The CJEU in Taricco II instead follows a “primacy” mindframe. It does not view the relationship between EU law and national in hierarchical terms and, rather, seeks cooperation. In this light, its revirement can be considered as part of a strategy of rapprochement and reconciliation with the Italian Constitutional Court. In other words, the CJEU has realised that, behind the conflict, there emerges a crucial legal-cultural difference.
The Italian legal system does not accept an interpretation of the principle of separation of powers in such a way that a judge is free to establish legal criteria and categories, which would normally be entrusted to the legislator. True, the Italian legislator has been inactive, and could have filled the gap earlier. Yet, this does not justify an intrusion of EU law to the extent of altering the constitutional balance of a Member State. The effort of the CJEU (which employs in its reasoning the notion of “common constitutional traditions”) is certainly laudable. While confirming the importance of the national identity clause (Article 4(2) TEU), the CJEU attempts to build up common principles with the aim of showing how all provisions on fundamental rights and fundamental principles can be read together systematically.

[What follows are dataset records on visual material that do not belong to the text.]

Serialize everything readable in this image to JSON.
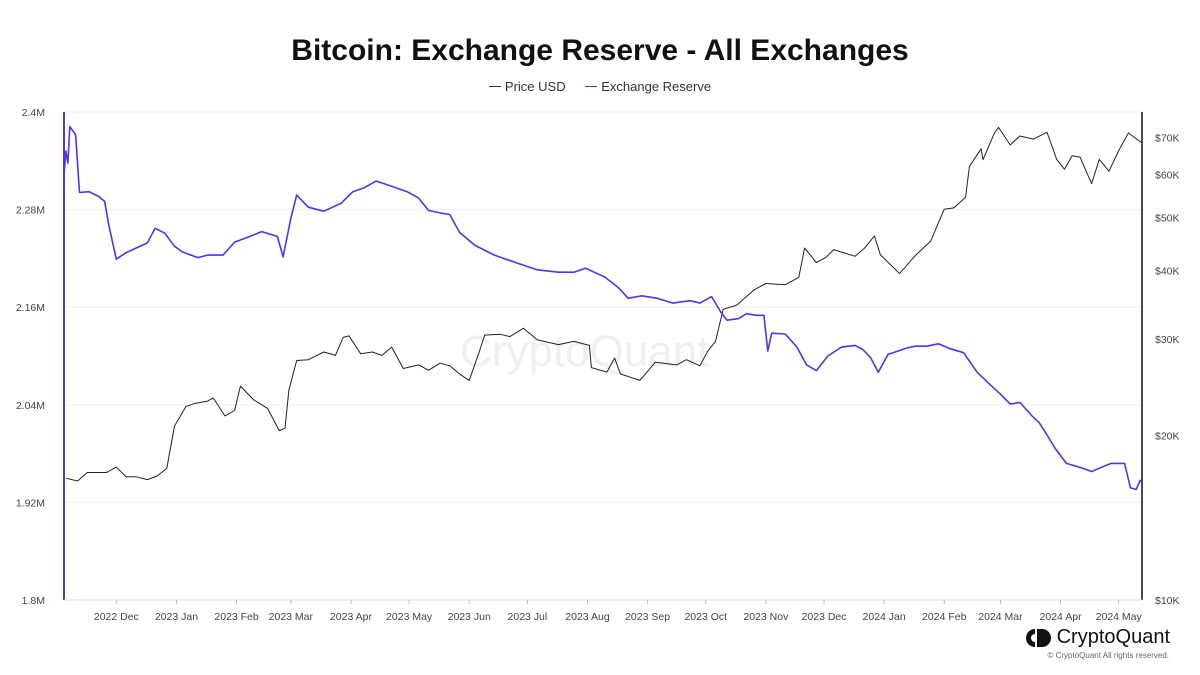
{
  "chart_data": {
    "type": "line",
    "title": "Bitcoin: Exchange Reserve - All Exchanges",
    "legend_position": "top-center",
    "grid": true,
    "x_tick_labels": [
      "2022 Dec",
      "2023 Jan",
      "2023 Feb",
      "2023 Mar",
      "2023 Apr",
      "2023 May",
      "2023 Jun",
      "2023 Jul",
      "2023 Aug",
      "2023 Sep",
      "2023 Oct",
      "2023 Nov",
      "2023 Dec",
      "2024 Jan",
      "2024 Feb",
      "2024 Mar",
      "2024 Apr",
      "2024 May"
    ],
    "x_range": [
      "2022-11-18",
      "2024-05-27"
    ],
    "y_left": {
      "label": "Exchange Reserve",
      "ticks": [
        "2.4M",
        "2.28M",
        "2.16M",
        "2.04M",
        "1.92M",
        "1.8M"
      ],
      "tick_values": [
        2400000,
        2280000,
        2160000,
        2040000,
        1920000,
        1800000
      ],
      "range": [
        1800000,
        2400000
      ]
    },
    "y_right": {
      "label": "Price USD",
      "scale": "log",
      "ticks": [
        "$70K",
        "$60K",
        "$50K",
        "$40K",
        "$30K",
        "$20K",
        "$10K"
      ],
      "tick_values": [
        70000,
        60000,
        50000,
        40000,
        30000,
        20000,
        10000
      ],
      "range": [
        10000,
        78000
      ]
    },
    "series": [
      {
        "name": "Price USD",
        "axis": "right",
        "color": "#222222",
        "points": [
          [
            "2022-11-19",
            16700
          ],
          [
            "2022-11-25",
            16500
          ],
          [
            "2022-11-30",
            17100
          ],
          [
            "2022-12-05",
            17100
          ],
          [
            "2022-12-10",
            17100
          ],
          [
            "2022-12-15",
            17500
          ],
          [
            "2022-12-20",
            16800
          ],
          [
            "2022-12-25",
            16800
          ],
          [
            "2022-12-31",
            16600
          ],
          [
            "2023-01-05",
            16850
          ],
          [
            "2023-01-10",
            17400
          ],
          [
            "2023-01-14",
            20800
          ],
          [
            "2023-01-20",
            22600
          ],
          [
            "2023-01-25",
            22900
          ],
          [
            "2023-01-31",
            23100
          ],
          [
            "2023-02-03",
            23400
          ],
          [
            "2023-02-09",
            21700
          ],
          [
            "2023-02-14",
            22200
          ],
          [
            "2023-02-17",
            24600
          ],
          [
            "2023-02-24",
            23200
          ],
          [
            "2023-03-03",
            22400
          ],
          [
            "2023-03-09",
            20400
          ],
          [
            "2023-03-12",
            20600
          ],
          [
            "2023-03-14",
            24200
          ],
          [
            "2023-03-18",
            27400
          ],
          [
            "2023-03-24",
            27500
          ],
          [
            "2023-04-01",
            28400
          ],
          [
            "2023-04-07",
            28000
          ],
          [
            "2023-04-11",
            30200
          ],
          [
            "2023-04-14",
            30400
          ],
          [
            "2023-04-20",
            28200
          ],
          [
            "2023-04-26",
            28400
          ],
          [
            "2023-05-01",
            28000
          ],
          [
            "2023-05-06",
            29000
          ],
          [
            "2023-05-12",
            26500
          ],
          [
            "2023-05-20",
            26900
          ],
          [
            "2023-05-25",
            26300
          ],
          [
            "2023-05-31",
            27100
          ],
          [
            "2023-06-05",
            26800
          ],
          [
            "2023-06-10",
            25900
          ],
          [
            "2023-06-15",
            25200
          ],
          [
            "2023-06-20",
            28300
          ],
          [
            "2023-06-23",
            30500
          ],
          [
            "2023-07-01",
            30600
          ],
          [
            "2023-07-06",
            30300
          ],
          [
            "2023-07-13",
            31400
          ],
          [
            "2023-07-20",
            29900
          ],
          [
            "2023-07-31",
            29300
          ],
          [
            "2023-08-08",
            29700
          ],
          [
            "2023-08-16",
            29200
          ],
          [
            "2023-08-17",
            26600
          ],
          [
            "2023-08-25",
            26100
          ],
          [
            "2023-08-29",
            27700
          ],
          [
            "2023-09-01",
            25900
          ],
          [
            "2023-09-11",
            25200
          ],
          [
            "2023-09-19",
            27200
          ],
          [
            "2023-09-30",
            26900
          ],
          [
            "2023-10-05",
            27500
          ],
          [
            "2023-10-12",
            26800
          ],
          [
            "2023-10-16",
            28500
          ],
          [
            "2023-10-20",
            29700
          ],
          [
            "2023-10-24",
            34000
          ],
          [
            "2023-10-31",
            34600
          ],
          [
            "2023-11-09",
            36900
          ],
          [
            "2023-11-15",
            37900
          ],
          [
            "2023-11-25",
            37700
          ],
          [
            "2023-12-02",
            38900
          ],
          [
            "2023-12-05",
            44000
          ],
          [
            "2023-12-11",
            41400
          ],
          [
            "2023-12-16",
            42300
          ],
          [
            "2023-12-20",
            43700
          ],
          [
            "2023-12-31",
            42500
          ],
          [
            "2024-01-05",
            44000
          ],
          [
            "2024-01-10",
            46300
          ],
          [
            "2024-01-13",
            42800
          ],
          [
            "2024-01-23",
            39500
          ],
          [
            "2024-01-31",
            42600
          ],
          [
            "2024-02-08",
            45300
          ],
          [
            "2024-02-15",
            51800
          ],
          [
            "2024-02-20",
            52100
          ],
          [
            "2024-02-26",
            54500
          ],
          [
            "2024-02-28",
            62000
          ],
          [
            "2024-03-05",
            66800
          ],
          [
            "2024-03-06",
            63800
          ],
          [
            "2024-03-12",
            71500
          ],
          [
            "2024-03-14",
            73100
          ],
          [
            "2024-03-20",
            67900
          ],
          [
            "2024-03-25",
            70500
          ],
          [
            "2024-04-01",
            69600
          ],
          [
            "2024-04-08",
            71600
          ],
          [
            "2024-04-13",
            63900
          ],
          [
            "2024-04-17",
            61300
          ],
          [
            "2024-04-21",
            64900
          ],
          [
            "2024-04-25",
            64500
          ],
          [
            "2024-05-01",
            57700
          ],
          [
            "2024-05-05",
            63900
          ],
          [
            "2024-05-10",
            60800
          ],
          [
            "2024-05-15",
            66300
          ],
          [
            "2024-05-20",
            71400
          ],
          [
            "2024-05-25",
            69300
          ],
          [
            "2024-05-27",
            68500
          ]
        ]
      },
      {
        "name": "Exchange Reserve",
        "axis": "left",
        "color": "#4f35e8",
        "points": [
          [
            "2022-11-18",
            2322000
          ],
          [
            "2022-11-19",
            2352000
          ],
          [
            "2022-11-20",
            2337000
          ],
          [
            "2022-11-21",
            2382000
          ],
          [
            "2022-11-24",
            2372000
          ],
          [
            "2022-11-26",
            2301000
          ],
          [
            "2022-12-01",
            2302000
          ],
          [
            "2022-12-06",
            2296000
          ],
          [
            "2022-12-09",
            2290000
          ],
          [
            "2022-12-11",
            2262000
          ],
          [
            "2022-12-15",
            2219000
          ],
          [
            "2022-12-20",
            2227000
          ],
          [
            "2022-12-31",
            2239000
          ],
          [
            "2023-01-04",
            2257000
          ],
          [
            "2023-01-09",
            2251000
          ],
          [
            "2023-01-14",
            2235000
          ],
          [
            "2023-01-18",
            2228000
          ],
          [
            "2023-01-26",
            2221000
          ],
          [
            "2023-01-31",
            2224000
          ],
          [
            "2023-02-08",
            2224000
          ],
          [
            "2023-02-14",
            2240000
          ],
          [
            "2023-02-22",
            2247000
          ],
          [
            "2023-02-28",
            2253000
          ],
          [
            "2023-03-08",
            2247000
          ],
          [
            "2023-03-11",
            2222000
          ],
          [
            "2023-03-15",
            2269000
          ],
          [
            "2023-03-18",
            2298000
          ],
          [
            "2023-03-24",
            2283000
          ],
          [
            "2023-04-01",
            2278000
          ],
          [
            "2023-04-10",
            2288000
          ],
          [
            "2023-04-16",
            2302000
          ],
          [
            "2023-04-22",
            2307000
          ],
          [
            "2023-04-28",
            2315000
          ],
          [
            "2023-05-02",
            2312000
          ],
          [
            "2023-05-08",
            2307000
          ],
          [
            "2023-05-14",
            2302000
          ],
          [
            "2023-05-20",
            2294000
          ],
          [
            "2023-05-25",
            2279000
          ],
          [
            "2023-05-31",
            2276000
          ],
          [
            "2023-06-05",
            2274000
          ],
          [
            "2023-06-10",
            2252000
          ],
          [
            "2023-06-18",
            2236000
          ],
          [
            "2023-06-28",
            2224000
          ],
          [
            "2023-07-10",
            2214000
          ],
          [
            "2023-07-20",
            2206000
          ],
          [
            "2023-07-31",
            2203000
          ],
          [
            "2023-08-08",
            2203000
          ],
          [
            "2023-08-14",
            2208000
          ],
          [
            "2023-08-24",
            2197000
          ],
          [
            "2023-08-31",
            2184000
          ],
          [
            "2023-09-05",
            2171000
          ],
          [
            "2023-09-12",
            2174000
          ],
          [
            "2023-09-20",
            2171000
          ],
          [
            "2023-09-28",
            2165000
          ],
          [
            "2023-10-07",
            2168000
          ],
          [
            "2023-10-12",
            2165000
          ],
          [
            "2023-10-18",
            2173000
          ],
          [
            "2023-10-23",
            2153000
          ],
          [
            "2023-10-26",
            2144000
          ],
          [
            "2023-11-01",
            2146000
          ],
          [
            "2023-11-05",
            2152000
          ],
          [
            "2023-11-10",
            2150000
          ],
          [
            "2023-11-14",
            2150000
          ],
          [
            "2023-11-16",
            2106000
          ],
          [
            "2023-11-18",
            2128000
          ],
          [
            "2023-11-25",
            2127000
          ],
          [
            "2023-12-01",
            2111000
          ],
          [
            "2023-12-06",
            2089000
          ],
          [
            "2023-12-11",
            2082000
          ],
          [
            "2023-12-17",
            2100000
          ],
          [
            "2023-12-24",
            2111000
          ],
          [
            "2023-12-31",
            2113000
          ],
          [
            "2024-01-04",
            2108000
          ],
          [
            "2024-01-08",
            2098000
          ],
          [
            "2024-01-12",
            2080000
          ],
          [
            "2024-01-17",
            2102000
          ],
          [
            "2024-01-27",
            2110000
          ],
          [
            "2024-01-31",
            2112000
          ],
          [
            "2024-02-06",
            2112000
          ],
          [
            "2024-02-12",
            2115000
          ],
          [
            "2024-02-18",
            2109000
          ],
          [
            "2024-02-25",
            2104000
          ],
          [
            "2024-03-03",
            2080000
          ],
          [
            "2024-03-10",
            2064000
          ],
          [
            "2024-03-15",
            2053000
          ],
          [
            "2024-03-20",
            2041000
          ],
          [
            "2024-03-25",
            2043000
          ],
          [
            "2024-03-31",
            2027000
          ],
          [
            "2024-04-04",
            2018000
          ],
          [
            "2024-04-08",
            2003000
          ],
          [
            "2024-04-12",
            1987000
          ],
          [
            "2024-04-18",
            1968000
          ],
          [
            "2024-04-25",
            1963000
          ],
          [
            "2024-05-01",
            1958000
          ],
          [
            "2024-05-05",
            1962000
          ],
          [
            "2024-05-11",
            1968000
          ],
          [
            "2024-05-18",
            1968000
          ],
          [
            "2024-05-21",
            1938000
          ],
          [
            "2024-05-24",
            1936000
          ],
          [
            "2024-05-26",
            1947000
          ],
          [
            "2024-05-27",
            1945000
          ]
        ]
      }
    ]
  },
  "watermark_text": "CryptoQuant",
  "brand": {
    "name": "CryptoQuant",
    "copyright": "© CryptoQuant All rights reserved."
  },
  "colors": {
    "reserve": "#4f35e8",
    "price": "#222222",
    "grid": "#efefef"
  }
}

The third mindframe can be defined “statalist”. Such mindframe can be observed in all those legal systems which resist EU law. In Italy, for example, part of the doctrine interprets “counter-limits” as widely as possible, as embracing not only substantive constitutional norms, but also the principle of conferral and “identity review”. From such perspective, the power to decide to which extent legislative competence should be exercised by the EU belongs to the Italian Constitutional Court.
For the same reason, it has been argued that, instead of referring the questions to the CJEU, the Constitutional Court should have triggered its “counter-limits” immediately, because the EU is acting ultra vires and has interpreted the notion of direct effect too extensively. In other words, there would simply exist no conditions allowing Article 325 TFEU to be directly effective. Needless to say, any such interpretation would make EU law pointless, because it would have as a consequence that of permitting any national court to challenge the applicability of direct effect (and primacy) at any time. This is an old debate (as the German Bundesverfassungsgericht and other constitutional courts can prove), but it is important to bear in mind that the “statalist” view is still very much present and does not need to be expressed in its more radical forms, as can be observed in Hungary or Poland.
Both courts – the Italian Constitutional Court and the CJEU after its revirement – ought to be praised for their attempt at building up a systemic view of fundamental rights and fundamental principles. They could have adopted a more intransigent stance, and yet they have showed willingness to cooperate, from two separate yet cooperating systems. However, Taricco II also shows the importance of conflict in EU law. It is by raising its voice that the Constitutional Court has showed how delicate matters relating to national diversity may be addressed. Whether this method will work in other contexts is another issue.